Reputation: 1
I wrote the following program in Python (working with a text file of 1000 words and finding all permutations of 4 words) and ran it on the Mac terminal:
from itertools import permutations
with open('wordlist.txt') as f:
content = f.readlines()
content = [x.rstrip() for x in content]
g = open("finalwordlist.txt", "a")
g.write('%s' % "\n".join(map("".join, permutations(content,4))))
After a short while, I got the following output from the terminal:
Killed: 9
No output was written to the output text file, so I assume the program terminated before the write() step.
This program worked when I was finding permutations of sizes less than 4 (ex. 1,2,3). Was the Killed: 9 because of the size of all the permutations? Or something to do with the Mac terminal environment?

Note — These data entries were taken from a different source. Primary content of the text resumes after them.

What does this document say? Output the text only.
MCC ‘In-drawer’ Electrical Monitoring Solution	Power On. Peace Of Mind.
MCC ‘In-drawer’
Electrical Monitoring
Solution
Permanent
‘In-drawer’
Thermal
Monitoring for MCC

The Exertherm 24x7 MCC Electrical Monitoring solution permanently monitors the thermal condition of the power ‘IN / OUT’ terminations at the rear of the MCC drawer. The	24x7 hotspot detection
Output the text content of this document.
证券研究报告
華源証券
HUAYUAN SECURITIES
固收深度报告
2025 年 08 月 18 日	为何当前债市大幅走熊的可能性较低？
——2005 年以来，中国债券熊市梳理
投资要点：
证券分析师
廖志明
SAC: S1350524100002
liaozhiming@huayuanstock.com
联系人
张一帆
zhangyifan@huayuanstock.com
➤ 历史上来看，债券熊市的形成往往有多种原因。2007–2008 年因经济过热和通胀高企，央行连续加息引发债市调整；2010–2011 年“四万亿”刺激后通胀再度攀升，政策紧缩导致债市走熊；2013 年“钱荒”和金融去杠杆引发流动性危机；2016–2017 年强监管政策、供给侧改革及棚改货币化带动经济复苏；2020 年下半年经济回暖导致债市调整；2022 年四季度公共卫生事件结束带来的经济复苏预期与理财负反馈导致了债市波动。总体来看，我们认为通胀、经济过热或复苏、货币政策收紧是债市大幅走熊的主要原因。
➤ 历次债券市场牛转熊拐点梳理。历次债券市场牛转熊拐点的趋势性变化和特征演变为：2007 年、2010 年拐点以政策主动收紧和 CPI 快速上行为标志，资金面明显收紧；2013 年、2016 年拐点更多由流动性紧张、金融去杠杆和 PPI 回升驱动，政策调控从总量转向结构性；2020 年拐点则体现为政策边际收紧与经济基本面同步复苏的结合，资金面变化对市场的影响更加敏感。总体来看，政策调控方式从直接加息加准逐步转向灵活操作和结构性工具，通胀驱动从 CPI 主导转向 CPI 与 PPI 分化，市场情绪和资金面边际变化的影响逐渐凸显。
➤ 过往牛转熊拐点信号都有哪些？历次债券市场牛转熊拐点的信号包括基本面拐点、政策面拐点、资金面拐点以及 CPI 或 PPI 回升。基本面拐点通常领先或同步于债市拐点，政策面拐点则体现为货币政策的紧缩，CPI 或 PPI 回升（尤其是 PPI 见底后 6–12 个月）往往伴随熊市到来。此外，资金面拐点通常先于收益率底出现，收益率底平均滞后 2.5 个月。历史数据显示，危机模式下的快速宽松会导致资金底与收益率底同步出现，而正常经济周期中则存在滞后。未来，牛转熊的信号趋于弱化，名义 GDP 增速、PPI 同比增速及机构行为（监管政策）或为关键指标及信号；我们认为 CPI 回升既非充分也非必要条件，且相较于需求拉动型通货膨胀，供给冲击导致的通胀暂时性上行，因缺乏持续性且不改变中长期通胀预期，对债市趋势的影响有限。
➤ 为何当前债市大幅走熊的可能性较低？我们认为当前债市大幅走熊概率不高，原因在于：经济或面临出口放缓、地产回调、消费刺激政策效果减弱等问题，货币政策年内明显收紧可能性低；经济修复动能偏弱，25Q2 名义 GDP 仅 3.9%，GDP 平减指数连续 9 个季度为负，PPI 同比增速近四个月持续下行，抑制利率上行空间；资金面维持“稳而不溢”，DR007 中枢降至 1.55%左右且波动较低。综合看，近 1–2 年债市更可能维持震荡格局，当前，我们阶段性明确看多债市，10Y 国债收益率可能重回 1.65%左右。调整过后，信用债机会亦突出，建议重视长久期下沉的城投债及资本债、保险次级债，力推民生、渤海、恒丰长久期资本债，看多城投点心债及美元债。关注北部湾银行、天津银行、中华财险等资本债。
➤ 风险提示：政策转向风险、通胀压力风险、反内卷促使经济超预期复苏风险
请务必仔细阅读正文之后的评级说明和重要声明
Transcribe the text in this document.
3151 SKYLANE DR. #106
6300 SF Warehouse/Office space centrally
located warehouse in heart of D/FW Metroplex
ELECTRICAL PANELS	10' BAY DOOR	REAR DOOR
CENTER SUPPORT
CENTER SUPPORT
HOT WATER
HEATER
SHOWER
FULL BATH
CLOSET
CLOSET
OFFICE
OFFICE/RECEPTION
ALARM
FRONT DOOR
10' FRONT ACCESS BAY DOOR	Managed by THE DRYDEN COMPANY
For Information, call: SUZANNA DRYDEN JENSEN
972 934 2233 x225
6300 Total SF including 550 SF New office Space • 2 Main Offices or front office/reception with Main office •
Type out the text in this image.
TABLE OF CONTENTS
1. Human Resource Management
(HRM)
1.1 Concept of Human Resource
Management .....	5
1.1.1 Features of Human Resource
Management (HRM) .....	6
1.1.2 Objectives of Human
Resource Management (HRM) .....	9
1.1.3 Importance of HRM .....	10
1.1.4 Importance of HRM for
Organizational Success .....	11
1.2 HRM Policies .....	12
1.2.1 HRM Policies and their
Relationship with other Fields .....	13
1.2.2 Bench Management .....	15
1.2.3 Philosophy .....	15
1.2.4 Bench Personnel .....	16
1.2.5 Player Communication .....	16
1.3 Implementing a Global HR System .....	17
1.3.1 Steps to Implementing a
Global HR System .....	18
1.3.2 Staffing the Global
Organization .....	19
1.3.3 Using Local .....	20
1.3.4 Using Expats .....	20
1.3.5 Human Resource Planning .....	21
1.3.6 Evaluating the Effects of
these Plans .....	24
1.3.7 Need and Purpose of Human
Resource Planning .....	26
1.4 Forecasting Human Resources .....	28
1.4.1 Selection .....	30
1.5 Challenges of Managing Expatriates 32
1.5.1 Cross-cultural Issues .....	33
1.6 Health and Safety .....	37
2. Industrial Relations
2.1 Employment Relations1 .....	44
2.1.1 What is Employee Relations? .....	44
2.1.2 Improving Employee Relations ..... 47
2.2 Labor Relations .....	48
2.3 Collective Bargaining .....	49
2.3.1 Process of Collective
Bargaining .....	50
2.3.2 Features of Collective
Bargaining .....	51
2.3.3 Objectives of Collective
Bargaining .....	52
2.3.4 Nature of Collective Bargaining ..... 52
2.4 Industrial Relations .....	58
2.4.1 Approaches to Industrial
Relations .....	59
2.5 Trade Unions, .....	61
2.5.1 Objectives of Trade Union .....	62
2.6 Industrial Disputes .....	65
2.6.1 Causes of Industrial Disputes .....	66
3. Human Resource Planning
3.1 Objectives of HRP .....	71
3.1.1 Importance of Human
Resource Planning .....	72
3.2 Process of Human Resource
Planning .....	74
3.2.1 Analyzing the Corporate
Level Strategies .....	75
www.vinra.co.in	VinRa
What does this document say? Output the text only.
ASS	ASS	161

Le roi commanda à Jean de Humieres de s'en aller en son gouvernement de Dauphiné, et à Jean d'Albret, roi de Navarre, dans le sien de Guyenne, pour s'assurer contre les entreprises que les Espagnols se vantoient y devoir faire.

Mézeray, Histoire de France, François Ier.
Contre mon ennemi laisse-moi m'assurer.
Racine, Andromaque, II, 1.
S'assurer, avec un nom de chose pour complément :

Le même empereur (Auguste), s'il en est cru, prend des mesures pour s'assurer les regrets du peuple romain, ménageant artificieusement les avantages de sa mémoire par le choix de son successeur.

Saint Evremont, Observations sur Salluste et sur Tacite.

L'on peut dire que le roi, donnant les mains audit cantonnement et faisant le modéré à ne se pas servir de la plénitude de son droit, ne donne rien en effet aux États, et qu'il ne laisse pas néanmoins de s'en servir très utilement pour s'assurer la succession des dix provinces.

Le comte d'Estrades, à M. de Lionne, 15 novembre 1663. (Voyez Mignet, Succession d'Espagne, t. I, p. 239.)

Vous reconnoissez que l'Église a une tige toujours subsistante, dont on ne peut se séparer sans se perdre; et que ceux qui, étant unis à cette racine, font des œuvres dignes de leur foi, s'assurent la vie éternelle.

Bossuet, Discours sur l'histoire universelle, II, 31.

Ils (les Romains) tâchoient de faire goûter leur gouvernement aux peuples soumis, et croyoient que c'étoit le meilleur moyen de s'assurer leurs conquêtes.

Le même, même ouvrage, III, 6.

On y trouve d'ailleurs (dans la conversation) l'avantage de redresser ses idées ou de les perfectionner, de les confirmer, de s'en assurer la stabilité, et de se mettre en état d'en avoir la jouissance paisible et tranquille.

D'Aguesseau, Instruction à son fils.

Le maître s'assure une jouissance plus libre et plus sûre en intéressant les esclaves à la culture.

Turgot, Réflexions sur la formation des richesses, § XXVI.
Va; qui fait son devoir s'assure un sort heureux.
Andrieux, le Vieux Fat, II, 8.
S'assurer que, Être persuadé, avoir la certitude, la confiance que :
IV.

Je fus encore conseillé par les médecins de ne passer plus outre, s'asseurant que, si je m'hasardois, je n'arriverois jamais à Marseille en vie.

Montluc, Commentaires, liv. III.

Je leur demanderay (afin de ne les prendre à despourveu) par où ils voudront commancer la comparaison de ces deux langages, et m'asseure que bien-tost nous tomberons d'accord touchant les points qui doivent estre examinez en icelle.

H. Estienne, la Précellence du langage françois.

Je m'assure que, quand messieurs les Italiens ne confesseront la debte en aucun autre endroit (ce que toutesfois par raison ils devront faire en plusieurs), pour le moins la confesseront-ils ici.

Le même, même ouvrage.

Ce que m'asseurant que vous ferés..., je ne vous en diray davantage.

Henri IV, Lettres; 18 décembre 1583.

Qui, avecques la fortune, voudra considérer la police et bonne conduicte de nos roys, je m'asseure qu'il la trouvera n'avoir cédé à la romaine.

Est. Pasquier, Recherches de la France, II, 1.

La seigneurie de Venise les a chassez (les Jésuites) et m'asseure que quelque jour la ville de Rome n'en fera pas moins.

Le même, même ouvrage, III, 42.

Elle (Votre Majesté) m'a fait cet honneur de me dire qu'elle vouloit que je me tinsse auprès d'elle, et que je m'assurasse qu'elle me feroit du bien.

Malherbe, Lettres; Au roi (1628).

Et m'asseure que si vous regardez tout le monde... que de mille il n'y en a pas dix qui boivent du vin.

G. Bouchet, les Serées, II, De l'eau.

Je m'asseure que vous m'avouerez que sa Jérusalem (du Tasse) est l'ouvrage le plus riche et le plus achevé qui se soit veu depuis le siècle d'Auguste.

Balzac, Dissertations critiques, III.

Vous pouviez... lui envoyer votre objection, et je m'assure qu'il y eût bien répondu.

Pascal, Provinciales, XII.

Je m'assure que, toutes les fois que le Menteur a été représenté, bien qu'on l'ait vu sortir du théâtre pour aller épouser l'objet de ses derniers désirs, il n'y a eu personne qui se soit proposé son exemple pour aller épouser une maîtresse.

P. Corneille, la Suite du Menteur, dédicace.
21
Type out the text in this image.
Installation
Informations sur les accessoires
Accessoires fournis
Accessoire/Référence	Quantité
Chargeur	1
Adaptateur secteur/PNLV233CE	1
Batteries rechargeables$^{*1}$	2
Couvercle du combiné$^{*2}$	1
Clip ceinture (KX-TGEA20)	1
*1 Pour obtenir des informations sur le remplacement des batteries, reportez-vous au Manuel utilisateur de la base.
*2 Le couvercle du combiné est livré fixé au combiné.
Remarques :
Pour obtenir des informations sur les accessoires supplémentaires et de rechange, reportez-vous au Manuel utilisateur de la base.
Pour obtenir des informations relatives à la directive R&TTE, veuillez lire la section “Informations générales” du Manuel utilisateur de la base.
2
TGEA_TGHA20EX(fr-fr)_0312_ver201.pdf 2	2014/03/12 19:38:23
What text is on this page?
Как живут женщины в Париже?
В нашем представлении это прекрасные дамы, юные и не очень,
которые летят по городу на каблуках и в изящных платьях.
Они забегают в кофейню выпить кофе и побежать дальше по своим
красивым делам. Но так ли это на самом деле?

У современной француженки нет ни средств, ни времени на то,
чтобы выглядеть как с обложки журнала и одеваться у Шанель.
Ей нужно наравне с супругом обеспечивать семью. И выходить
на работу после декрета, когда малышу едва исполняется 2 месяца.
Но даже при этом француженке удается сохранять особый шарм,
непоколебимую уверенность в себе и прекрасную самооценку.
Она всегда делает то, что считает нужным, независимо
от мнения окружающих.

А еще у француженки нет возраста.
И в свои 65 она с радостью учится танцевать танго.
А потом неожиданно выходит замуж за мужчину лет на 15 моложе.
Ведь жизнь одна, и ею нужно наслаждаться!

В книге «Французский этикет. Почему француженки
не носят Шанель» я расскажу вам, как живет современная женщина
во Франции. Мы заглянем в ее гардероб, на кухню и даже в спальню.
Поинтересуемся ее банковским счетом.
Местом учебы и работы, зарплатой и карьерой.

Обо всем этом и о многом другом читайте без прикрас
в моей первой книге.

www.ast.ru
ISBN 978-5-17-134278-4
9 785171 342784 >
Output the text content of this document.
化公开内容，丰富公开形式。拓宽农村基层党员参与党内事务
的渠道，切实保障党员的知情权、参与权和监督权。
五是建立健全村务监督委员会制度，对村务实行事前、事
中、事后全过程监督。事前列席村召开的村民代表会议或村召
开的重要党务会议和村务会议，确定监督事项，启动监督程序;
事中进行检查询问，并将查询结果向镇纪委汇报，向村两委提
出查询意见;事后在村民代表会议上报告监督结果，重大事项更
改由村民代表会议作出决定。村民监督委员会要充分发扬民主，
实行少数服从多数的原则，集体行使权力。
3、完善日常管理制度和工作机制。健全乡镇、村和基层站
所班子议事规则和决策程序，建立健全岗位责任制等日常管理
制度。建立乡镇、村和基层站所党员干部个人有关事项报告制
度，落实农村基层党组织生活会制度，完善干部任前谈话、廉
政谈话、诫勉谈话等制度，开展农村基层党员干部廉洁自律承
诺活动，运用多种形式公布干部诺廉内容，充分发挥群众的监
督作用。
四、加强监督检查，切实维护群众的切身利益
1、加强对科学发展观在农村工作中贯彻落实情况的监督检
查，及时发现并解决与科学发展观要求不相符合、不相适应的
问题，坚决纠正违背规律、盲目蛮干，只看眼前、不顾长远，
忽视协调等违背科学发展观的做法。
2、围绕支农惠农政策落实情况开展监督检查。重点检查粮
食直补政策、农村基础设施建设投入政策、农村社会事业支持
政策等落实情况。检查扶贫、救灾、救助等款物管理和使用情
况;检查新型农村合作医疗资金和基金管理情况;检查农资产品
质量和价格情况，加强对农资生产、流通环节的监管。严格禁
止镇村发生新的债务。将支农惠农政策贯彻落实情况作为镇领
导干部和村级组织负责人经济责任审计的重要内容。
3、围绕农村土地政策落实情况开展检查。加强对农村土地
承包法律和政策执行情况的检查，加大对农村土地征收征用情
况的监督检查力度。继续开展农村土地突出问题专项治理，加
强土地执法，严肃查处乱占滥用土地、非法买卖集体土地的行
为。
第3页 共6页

How would I be able to work around this error? Thanks!
Upvotes: 0
Views: 1883
Reputation: 77837
Let's see ... you've generated a single Python object of roughly 1000^4 permutations of 4 words each. Average word length in usage is about 4.5 letters, but the average length of a lexicon is more -- I'll take a stab that it's more than 25 characters per permutation. This gives you 2.5 * 10^13 bytes in your object.
How does your RAM allocation do with a single string of 250 Terabytes? If you blow your memory limits, what is the error message?
Yes, this is an issue with you Mac environment: SegFault is not an error message. It appears that your system crashed so hard, that it never got back to issue the Python memory fault.
BTW, the repair is "obvious" -- quit trying to write 250 Tb in one call! There is nothing in the output differentiation that requires the block write, I hope. Instead, write them one at a time.